Now, Dr Meera Parish, from the London Centre for Nanotechnology, and Dr Francesca Marchetti have been able to gain insight into the problem by investigating a simpler analogue of these electron systems. They consider quantum dipoles in a single two-dimensional layer, without any underlying lattice structure, and they find that modulations in the dipole density (i.e. stripes) can spontaneously form for sufficiently strong dipole-dipole interactions.
In principle, this quantum dipolar system can be realized experimentally using polar molecules, such as KRb or LiCs, that have been cooled down to ultralow temperatures. These polar molecules can be confined to two dimensions using optical trapping techniques, and their dipole-dipole interactions can be controlled by aligning the dipole moments with an external electric field. While there are other theoretical works that have also investigated stripes in the dipolar system, Dr Parish and Dr Marchetti’s particular theoretical approach is able to capture strong correlations between the dipoles. Crucially, they have shown that the stripe phase exists even when the dipoles are aligned perpendicular to the layer and the dipole-dipole interaction is isotropic, thus demonstrating that stripes can form even when the rotational symmetry isn’t explicitly broken to begin with.
A greater understanding of stripe phases could ultimately allow us to engineer them for technological applications such as information storage, e.g., binary information could be encoded in the stripe orientation.
Journal link: Density instabilities in a two-dimensional dipolar Fermi gas, Physical Review Letters, 108, 145304 (2012)
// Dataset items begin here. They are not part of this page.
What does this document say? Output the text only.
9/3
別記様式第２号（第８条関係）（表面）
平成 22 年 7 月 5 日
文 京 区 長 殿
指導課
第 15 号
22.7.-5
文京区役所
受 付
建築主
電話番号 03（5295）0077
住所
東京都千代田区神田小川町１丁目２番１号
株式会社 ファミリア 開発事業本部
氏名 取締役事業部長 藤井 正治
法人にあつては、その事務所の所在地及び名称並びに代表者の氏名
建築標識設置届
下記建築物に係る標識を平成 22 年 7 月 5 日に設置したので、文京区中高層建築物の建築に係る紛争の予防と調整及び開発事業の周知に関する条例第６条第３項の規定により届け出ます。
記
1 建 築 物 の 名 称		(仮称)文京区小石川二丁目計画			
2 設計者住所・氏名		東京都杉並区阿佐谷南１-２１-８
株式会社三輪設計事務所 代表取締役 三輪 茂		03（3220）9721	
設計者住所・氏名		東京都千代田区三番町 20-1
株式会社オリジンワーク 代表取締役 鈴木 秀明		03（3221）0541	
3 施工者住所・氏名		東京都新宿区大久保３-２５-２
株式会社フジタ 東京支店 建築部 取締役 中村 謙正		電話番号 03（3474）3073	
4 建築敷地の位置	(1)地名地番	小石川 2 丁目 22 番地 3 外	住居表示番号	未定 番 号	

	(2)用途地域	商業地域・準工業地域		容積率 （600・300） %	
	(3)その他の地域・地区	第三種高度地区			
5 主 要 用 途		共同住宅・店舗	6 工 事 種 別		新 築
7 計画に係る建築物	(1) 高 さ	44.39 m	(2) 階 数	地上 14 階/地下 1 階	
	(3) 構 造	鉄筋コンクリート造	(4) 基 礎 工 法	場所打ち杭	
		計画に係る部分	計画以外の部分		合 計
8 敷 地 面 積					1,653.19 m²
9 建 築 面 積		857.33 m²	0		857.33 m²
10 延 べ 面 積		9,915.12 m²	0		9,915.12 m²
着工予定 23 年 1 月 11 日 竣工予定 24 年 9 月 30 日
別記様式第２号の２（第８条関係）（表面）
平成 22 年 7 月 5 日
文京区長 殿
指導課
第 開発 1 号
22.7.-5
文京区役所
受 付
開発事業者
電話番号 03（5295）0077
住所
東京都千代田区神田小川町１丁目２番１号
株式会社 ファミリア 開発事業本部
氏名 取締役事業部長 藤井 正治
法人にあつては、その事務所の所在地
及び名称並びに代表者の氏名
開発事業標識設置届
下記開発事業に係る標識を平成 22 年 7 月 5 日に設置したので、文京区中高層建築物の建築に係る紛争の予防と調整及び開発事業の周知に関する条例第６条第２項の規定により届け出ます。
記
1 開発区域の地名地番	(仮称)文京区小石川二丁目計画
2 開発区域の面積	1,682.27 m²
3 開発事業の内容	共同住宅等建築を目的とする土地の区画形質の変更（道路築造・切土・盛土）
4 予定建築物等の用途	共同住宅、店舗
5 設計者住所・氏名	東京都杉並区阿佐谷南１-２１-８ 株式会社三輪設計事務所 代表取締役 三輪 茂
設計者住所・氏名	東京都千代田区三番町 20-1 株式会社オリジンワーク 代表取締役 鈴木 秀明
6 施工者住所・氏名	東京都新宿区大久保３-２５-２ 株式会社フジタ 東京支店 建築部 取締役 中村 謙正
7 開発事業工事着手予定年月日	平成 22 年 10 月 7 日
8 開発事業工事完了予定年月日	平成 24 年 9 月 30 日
Figures: (left) Dipoles are confined in a two-dimensional layer and are all aligned at an angle θ using an electric field. (right) For small θ and sufficiently strong dipole-dipole interactions, the dipoles arrange themselves to form a density modulation or stripe. This occurs even in the isotropic case (θ=0), where the system must spontaneously break rotational symmetry to choose a direction for the stripe.